Though the space had already hosted several one night events, Public Fiction's first official exhibition, "Public Records," transformed the gallery into a "record" store, with a play on words between "collecting" and "archiving". The show centered on music, archives, and collections. For "The Free Church," its second show, artists turned the space into different iterations of a spiritual space for worship. The third iteration of the project was called the Manifest Destiny / Gold Rush series and addressed the impulse to move West, ambition and the economy. For this three-month period, one month was dedicated to a show of California artists on Entrepreneurialism, the second staged a functioning Hotel for east coast artists to come work west and the third presented a solo installation by artist David Hendren depicting a post-earthquake interior. The fourth Public Fiction series was held at the MoCA Geffen contemporary and was called "The Club". Mackler created a space and organized events addressing of social clubs, night clubs, and art clubs. Laura Owens did the poster for the series. The fifth series, was called "Theatricality and Sets" where for three months Public Fiction hosted an exhibition of artist using props, creating sets or staging a theater. The publication for this issue was called "The Lost Issue" and made jointly with "Lost In LA" a show curated by former Palais de Tokyo director Marc-Olivier Wahler. For the following "Foreign Correspondent" series, the whole space was turned into an anonymous office. In this presentation, the journal came out as a broadsheet, one week at a time, as Dispatches, the broadsheets each presented an artist on one side and a writer on the other, the participants included Camille Henrot, Charlie White, Jonathan Lethem, Neil Beloufa, Sarah Lehrer-Graiwer and more.

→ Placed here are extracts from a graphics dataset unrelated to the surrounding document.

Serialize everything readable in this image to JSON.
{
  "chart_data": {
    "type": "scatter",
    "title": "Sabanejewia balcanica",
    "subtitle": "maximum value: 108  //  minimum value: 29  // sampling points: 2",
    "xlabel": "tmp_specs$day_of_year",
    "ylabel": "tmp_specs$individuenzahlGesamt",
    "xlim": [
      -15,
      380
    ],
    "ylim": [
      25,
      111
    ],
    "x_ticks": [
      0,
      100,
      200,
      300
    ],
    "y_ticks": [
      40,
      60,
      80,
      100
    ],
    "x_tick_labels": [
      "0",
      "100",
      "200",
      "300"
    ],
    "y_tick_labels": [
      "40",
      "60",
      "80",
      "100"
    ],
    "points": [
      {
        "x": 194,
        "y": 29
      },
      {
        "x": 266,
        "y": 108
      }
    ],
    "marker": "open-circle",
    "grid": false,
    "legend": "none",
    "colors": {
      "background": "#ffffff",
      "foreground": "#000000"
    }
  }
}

In 2012, writer Andrew Berardini and Mackler the curated “Treating Shadows as Real Things,” in Torino at the Chapel of the Holy Shroud, Artists for this exhibition included Lucas Blalock, Anthony Lepore, Sarah Cain, Andrea Longacre-White, Giorgio de Chirico, Carlo Mollino, Samara Golden, Ry Rocklen, Mark Hagen. The Exhibition was presented as a tangent to the Artissima art Fair. Mackler and Berardini also organized "Set Pieces" at Milan gallery Cardi Black Box, including and inspired by the work of William Leavitt.

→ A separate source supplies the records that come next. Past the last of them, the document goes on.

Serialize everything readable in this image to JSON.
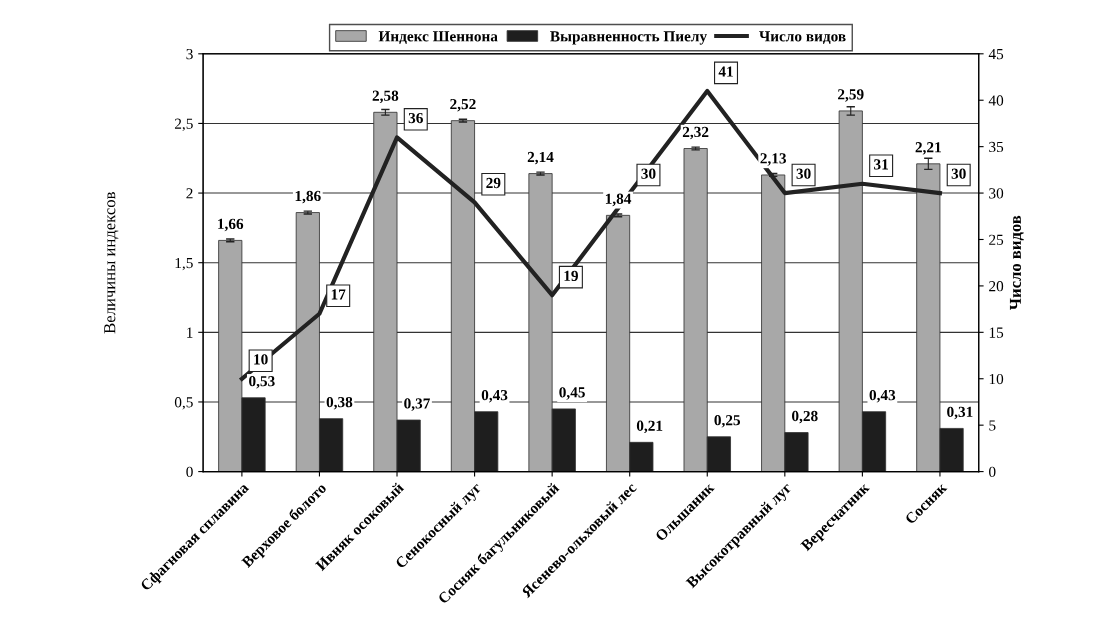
{
  "chart_data": {
    "type": "bar",
    "ylabel": "Величины индексов",
    "y2label": "Число видов",
    "categories": [
      "Сфагновая сплавина",
      "Верховое болото",
      "Ивняк осоковый",
      "Сенокосный луг",
      "Сосняк багульниковый",
      "Ясенево-ольховый лес",
      "Ольшаник",
      "Высокотравный луг",
      "Вересчатник",
      "Сосняк"
    ],
    "series": [
      {
        "name": "Индекс Шеннона",
        "color": "#a8a8a8",
        "values": [
          1.66,
          1.86,
          2.58,
          2.52,
          2.14,
          1.84,
          2.32,
          2.13,
          2.59,
          2.21
        ],
        "value_labels": [
          "1,66",
          "1,86",
          "2,58",
          "2,52",
          "2,14",
          "1,84",
          "2,32",
          "2,13",
          "2,59",
          "2,21"
        ],
        "errors": [
          0.01,
          0.01,
          0.02,
          0.01,
          0.01,
          0.01,
          0.01,
          0.01,
          0.03,
          0.04
        ]
      },
      {
        "name": "Выравненность Пиелу",
        "color": "#1e1e1e",
        "values": [
          0.53,
          0.38,
          0.37,
          0.43,
          0.45,
          0.21,
          0.25,
          0.28,
          0.43,
          0.31
        ],
        "value_labels": [
          "0,53",
          "0,38",
          "0,37",
          "0,43",
          "0,45",
          "0,21",
          "0,25",
          "0,28",
          "0,43",
          "0,31"
        ]
      },
      {
        "name": "Число видов",
        "type": "line",
        "axis": "y2",
        "color": "#222222",
        "values": [
          10,
          17,
          36,
          29,
          19,
          30,
          41,
          30,
          31,
          30
        ],
        "value_labels": [
          "10",
          "17",
          "36",
          "29",
          "19",
          "30",
          "41",
          "30",
          "31",
          "30"
        ]
      }
    ],
    "ylim": [
      0,
      3
    ],
    "yticks": [
      {
        "value": 0,
        "label": "0"
      },
      {
        "value": 0.5,
        "label": "0,5"
      },
      {
        "value": 1,
        "label": "1"
      },
      {
        "value": 1.5,
        "label": "1,5"
      },
      {
        "value": 2,
        "label": "2"
      },
      {
        "value": 2.5,
        "label": "2,5"
      },
      {
        "value": 3,
        "label": "3"
      }
    ],
    "y2lim": [
      0,
      45
    ],
    "y2ticks": [
      0,
      5,
      10,
      15,
      20,
      25,
      30,
      35,
      40,
      45
    ],
    "grid": "y",
    "legend": "top",
    "marker": "none",
    "line_style": "solid"
  }
}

In 2013, "The Stand In", an exhibition inspired by the surrealist model of the "exhibition as a medium", re-exhibited the same artists three times, for one month each. This was a collaboration with Alexandra Gaty.

For the 2014 Frieze Art Fair in New York, Public Fiction and Allen Ruppersberg reinvented "Al’s Grand Hotel", a project initially created by Ruppersberg in 1971 in Los Angeles. The hotel originally was open for six weeks and acted as a site for happenings, parties, performances and a place to sleep. Al's Grand Hotel was restaged as a fully functioning hotel installed within the fair, with two rooms, and a lobby. Visitors could become guests of the hotel and were allowed to book rooms to spend the night.

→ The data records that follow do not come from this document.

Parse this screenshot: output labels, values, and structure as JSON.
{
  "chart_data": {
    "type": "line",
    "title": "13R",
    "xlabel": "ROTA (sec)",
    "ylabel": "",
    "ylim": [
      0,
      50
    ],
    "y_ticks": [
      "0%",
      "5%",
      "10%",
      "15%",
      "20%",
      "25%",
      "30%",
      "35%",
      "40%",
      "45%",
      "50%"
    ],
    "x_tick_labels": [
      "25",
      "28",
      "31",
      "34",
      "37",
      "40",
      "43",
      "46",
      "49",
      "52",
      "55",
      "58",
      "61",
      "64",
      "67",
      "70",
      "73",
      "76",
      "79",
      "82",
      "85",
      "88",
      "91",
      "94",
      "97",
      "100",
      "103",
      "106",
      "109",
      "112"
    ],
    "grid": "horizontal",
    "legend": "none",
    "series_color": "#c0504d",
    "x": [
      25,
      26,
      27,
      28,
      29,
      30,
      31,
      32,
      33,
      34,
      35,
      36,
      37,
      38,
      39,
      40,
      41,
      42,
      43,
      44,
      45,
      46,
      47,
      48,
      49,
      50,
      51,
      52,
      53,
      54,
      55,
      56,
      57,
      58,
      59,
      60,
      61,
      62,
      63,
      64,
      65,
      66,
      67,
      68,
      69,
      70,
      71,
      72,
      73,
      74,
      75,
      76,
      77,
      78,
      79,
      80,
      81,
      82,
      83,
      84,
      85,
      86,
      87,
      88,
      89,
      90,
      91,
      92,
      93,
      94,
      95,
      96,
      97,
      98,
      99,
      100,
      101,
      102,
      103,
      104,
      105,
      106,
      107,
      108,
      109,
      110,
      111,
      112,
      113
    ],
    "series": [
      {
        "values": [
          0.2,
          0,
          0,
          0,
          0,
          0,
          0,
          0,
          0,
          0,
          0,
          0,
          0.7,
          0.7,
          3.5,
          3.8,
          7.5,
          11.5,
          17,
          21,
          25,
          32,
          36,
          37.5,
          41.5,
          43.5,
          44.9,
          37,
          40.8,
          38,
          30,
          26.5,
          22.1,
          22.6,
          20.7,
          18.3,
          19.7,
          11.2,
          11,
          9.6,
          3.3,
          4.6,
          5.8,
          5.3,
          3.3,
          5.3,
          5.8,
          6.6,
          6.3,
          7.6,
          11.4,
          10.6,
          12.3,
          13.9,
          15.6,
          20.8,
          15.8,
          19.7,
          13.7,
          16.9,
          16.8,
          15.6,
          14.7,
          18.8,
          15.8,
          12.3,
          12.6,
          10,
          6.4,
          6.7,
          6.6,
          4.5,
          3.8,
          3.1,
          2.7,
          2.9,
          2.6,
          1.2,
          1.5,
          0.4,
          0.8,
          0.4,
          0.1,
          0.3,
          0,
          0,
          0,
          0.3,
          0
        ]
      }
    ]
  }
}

Public Fiction was included in the 2014 Made in LA Biennial at the Hammer Museum, curated by Michael Ned Holte and Cornelia Butler. Mackler co-organized a double exhibition, within the main exhibition, titled "A Public Fiction" and "Tragedy + Time" with writer / curator Sarah Lehrer-Graiwer. The duo created a multifaceted and episodic series with revolving exhibitions taking place at the Hammer, Public Fiction's store front, and within a publication.